Posted May. 14, 2004 22:36,   


The Constitutional Court has overturned the impeachment motion against President Roh Moo-hyun. Although he will be restored to office, the entire sequence of events has left us with a deep and broad lesson. There is a paradoxical view that the motion proved the maturity of Korean democracy as it did not result in turmoil or a vacuum in the government administration. However, it was an incident that could have not necessarily occurred.

The issue of whether or not the National Assembly has abused its impeachment authority aside, the masses would have not suffered under the double yoke of economic recession and political instability if the head of the state showed prudence in language and deed.

The Verdict Should Be Taken Seriously—

The Constitutional Court ruled that President Roh’s remarks in support of the Uri Party, his remarks to downplay the decision by the National Election Commission, and his proposal to put his presidency to a confidence vote were in breach of law and the Constitution. However, the court held that these violations were enormous enough to constitute cases for impeachment, which would likely wreak havoc on the country by removing the president from office and by halting part of government administration. Therefore, the demand for the opposition parties to express its regret over the impeachment motion is right. If they pushed through the motion as a political stratagem, they should apologize.

However, this does not lessen President Roh’s share of the blame. Anyway, it was he who gave the primary reason for the impeachment drive. In March when the election watchdog ruled some of Roh’s remarks were in violation of election law, the country wanted him to apologize. If he apologized, the situation would have not spilled over into impeachment.

What President Roh should value painstakingly from the ruling is the Court’s lambasting of his deed and speech that made light of the Constitution and law. The president is constitutionally responsible for safeguarding the rule of law and the basic order of liberal democracy.
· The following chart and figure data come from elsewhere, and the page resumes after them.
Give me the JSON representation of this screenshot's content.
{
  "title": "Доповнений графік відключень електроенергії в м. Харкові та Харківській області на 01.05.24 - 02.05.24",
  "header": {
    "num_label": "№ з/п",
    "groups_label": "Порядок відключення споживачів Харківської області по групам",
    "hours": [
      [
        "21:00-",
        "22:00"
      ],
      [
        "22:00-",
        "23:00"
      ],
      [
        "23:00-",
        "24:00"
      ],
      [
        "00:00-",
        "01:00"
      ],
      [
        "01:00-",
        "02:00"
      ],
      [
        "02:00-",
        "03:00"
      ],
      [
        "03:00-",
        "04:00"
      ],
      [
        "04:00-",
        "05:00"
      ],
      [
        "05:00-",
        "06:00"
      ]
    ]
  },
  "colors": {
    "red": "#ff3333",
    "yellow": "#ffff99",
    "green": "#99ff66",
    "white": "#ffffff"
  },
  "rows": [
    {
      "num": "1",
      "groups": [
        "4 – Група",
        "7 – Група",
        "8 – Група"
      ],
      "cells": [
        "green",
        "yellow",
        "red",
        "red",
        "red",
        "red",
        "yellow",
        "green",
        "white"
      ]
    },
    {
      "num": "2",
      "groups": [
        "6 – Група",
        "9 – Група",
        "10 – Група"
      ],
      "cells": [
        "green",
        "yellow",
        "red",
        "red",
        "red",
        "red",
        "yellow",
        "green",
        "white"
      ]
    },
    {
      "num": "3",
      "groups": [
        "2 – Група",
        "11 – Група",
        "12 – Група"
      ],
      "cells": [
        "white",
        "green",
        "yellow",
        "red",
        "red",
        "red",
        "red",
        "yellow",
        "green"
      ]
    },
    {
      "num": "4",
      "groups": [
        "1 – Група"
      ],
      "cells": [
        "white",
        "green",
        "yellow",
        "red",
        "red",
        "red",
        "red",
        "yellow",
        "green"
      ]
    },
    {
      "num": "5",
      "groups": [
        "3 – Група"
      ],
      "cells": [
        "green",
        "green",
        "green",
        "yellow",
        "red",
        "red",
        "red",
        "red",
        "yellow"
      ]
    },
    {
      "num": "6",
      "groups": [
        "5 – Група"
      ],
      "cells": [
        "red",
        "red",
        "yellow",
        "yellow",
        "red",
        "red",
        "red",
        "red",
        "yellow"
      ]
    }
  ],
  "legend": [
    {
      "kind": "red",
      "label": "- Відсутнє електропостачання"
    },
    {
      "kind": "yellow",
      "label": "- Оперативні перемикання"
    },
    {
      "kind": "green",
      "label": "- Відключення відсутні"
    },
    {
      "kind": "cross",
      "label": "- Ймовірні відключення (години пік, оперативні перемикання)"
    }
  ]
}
If the president overlooks them, law and order in society will collapse. The president should fully accept the court’s criticism. Since he took office, concerns have been rampant that the rule of law has begun to eclipse.

He Should Apologize for Confidence Vote Proposal—

The Constitutional Court clearly ruled that President Roh’s proposal for a confidence vote was his failure to safeguard the Constitution. He must apologize for it. He made the public anxious with a proposal that the Constitution does not allow. President Roh hasn’t express a clear position about it. It’s time to put an end to the issue. He must apologize in a way that convinces the public and promises to devote his energy to the government administration in an effort to work off the psychological debt he owes to the country.

Here and now are more critical. The president and the governing party as well as the opposition parties should shake the past away. An issue like this must not be exploited politically. How long would you get entangled in “impeachment politics” at a time when the public is eking out a tough living in the face of the severe economic recession? The president must set an example himself.

Are all the confusion and conflict ultimately due to a combination of the head of the state’s lack of leadership and his reckless deed and speech? If he did not recognize this after surviving the impeachment fever, this country would not have a future. By boldly dividing and distributing tasks and responsibilities, the president must not have his speech and deeds strand the government.

He must prioritize the economy and the improvement of the public livelihood. When the prices of oil and raw material are skyrocketing, investment in plants stands still, and streets are packed with the unemployed, what is your priority? Reform won’t have any meaning if it does not focus on the bread and butter issue.

Of course, reform should be implemented. However, if it needs to be done completely, it needs a clear goal on which national consensus would be built. It needs a concrete program accordingly. The public is tired of an endless series of reform slogans popped up by the presidential office, the ruling party, and the government. If compared to an apartment building, is the reform that they want remodeling or reconstruction? The country finds itself confused. The public is not a guinea pig for their experiment with reform.

The Court’s Overturn is Not Just Acquittal—

The Constitutional Court’s overturn is not just an acquittal for President Roh. It is also a warning that he should make every effort into bringing together the nation, instead of dividing them, to bring about national prosperity. The masses want Present Roh to serve them and not to cater to Nosamo, a national group of his supporters. Whether or not the aftermath of the impeachment fiasco can translate into a new opportunity for turning around the country all depends on President Roh.